Quite possibly true. :-)
> Furthermore, if I understand the problem you're actually trying to
> solve, I think the `large inode' solution is an exceptionally poor way
> to solve it. If you're stacking something on top of FFS, there's no
> reason the stacked layer can't keep its data elsewhere. This is,
> actually, the whole *point* of stacked VFS layers. This data simply
> doesn't belong in FFS at all.
And where else are we supposed to store this info?
I only see 4 answers to "where do we put overlay inode info." They are:
1) In reserved space in the inode - that's what we're proposing.
2) In a seperate stream off of the file, a la MacOS resource forks or
NTFS's ability to store restoures forks. My concern with our application
using this is the cleanest way I've thought of to impliment it in ufs is
to make one file's inode refer to another inode, which would hold that
fork's data. On the current systems we have, we already have to crank up
the number of inodes in the fs just to hold what we have. We have fs's
with about 10 million inodes on them. If we have to have two inodes per
file, it's even worse.
(we chould build the other fork reading into ffs, but then I don't think
it'd still be ffs :-)
3) In the front of the file, say as a 256 byte header. This solution has
two problems.

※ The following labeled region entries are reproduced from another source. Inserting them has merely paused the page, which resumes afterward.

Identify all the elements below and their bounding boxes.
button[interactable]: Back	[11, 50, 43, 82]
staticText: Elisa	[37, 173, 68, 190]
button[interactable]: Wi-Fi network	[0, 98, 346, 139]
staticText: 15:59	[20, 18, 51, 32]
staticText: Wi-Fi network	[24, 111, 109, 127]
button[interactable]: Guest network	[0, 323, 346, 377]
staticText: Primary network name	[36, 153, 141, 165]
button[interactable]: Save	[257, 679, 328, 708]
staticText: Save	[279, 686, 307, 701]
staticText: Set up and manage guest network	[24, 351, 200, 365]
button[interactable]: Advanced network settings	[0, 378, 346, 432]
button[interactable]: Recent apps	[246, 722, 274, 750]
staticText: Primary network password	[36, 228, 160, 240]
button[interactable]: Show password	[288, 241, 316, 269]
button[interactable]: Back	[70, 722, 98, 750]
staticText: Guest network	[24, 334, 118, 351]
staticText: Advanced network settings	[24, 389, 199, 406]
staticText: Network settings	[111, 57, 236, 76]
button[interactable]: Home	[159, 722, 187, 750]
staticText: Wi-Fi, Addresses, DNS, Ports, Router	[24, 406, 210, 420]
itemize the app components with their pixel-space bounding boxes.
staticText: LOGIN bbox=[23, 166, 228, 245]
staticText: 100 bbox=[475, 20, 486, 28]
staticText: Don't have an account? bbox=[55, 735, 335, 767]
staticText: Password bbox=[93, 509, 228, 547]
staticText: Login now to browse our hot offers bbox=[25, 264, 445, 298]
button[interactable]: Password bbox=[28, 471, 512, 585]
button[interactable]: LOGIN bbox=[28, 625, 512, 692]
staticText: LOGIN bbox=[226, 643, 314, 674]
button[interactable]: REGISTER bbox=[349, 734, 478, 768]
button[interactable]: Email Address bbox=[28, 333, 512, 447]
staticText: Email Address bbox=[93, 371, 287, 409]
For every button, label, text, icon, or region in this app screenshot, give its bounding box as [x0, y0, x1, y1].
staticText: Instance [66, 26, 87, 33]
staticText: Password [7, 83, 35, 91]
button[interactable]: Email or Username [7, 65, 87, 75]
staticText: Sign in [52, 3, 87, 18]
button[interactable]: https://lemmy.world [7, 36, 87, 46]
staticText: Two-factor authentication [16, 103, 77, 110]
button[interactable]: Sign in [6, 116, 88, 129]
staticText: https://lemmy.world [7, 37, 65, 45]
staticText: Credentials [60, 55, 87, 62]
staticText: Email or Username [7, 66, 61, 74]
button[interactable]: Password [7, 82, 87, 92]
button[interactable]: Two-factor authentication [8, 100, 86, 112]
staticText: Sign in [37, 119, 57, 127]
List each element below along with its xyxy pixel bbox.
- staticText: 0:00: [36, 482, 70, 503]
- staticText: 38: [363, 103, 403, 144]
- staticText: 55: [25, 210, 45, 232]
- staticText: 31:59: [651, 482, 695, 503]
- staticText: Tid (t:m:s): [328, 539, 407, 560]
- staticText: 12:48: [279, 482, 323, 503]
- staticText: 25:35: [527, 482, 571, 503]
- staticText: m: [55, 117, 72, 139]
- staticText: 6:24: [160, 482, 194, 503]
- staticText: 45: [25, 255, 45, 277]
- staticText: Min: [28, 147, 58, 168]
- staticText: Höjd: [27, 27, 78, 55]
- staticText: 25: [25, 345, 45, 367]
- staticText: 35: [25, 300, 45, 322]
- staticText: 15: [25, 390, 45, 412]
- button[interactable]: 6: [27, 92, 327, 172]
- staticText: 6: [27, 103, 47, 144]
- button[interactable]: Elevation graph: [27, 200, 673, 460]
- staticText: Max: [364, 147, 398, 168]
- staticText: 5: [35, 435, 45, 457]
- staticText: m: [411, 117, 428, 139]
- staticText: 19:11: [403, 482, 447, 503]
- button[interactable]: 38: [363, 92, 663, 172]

First, for the migration problem, we want to totally zap
files off of disk. If we store our header in the file, we'll have to keep
at least one frag around. That seems wasteful. Second, we have to keep
accesses from reading/writing that area (not hard, but an extra step).
Third, restoring would be tricky. dump reads the disk info, so would see
our data. But restore writes, so it couldn't store it.
4) In another file system. This idea, while possibly quite sensable for
other forms of overlay VFS, gives me great pause here. First off, it is
even more overhead space, and also it means TWO things have to bet backed
up at once. That's an added hassle for the machine room, and strikes me as
an added point of failure.
Can you think of anywhere else we can store the data?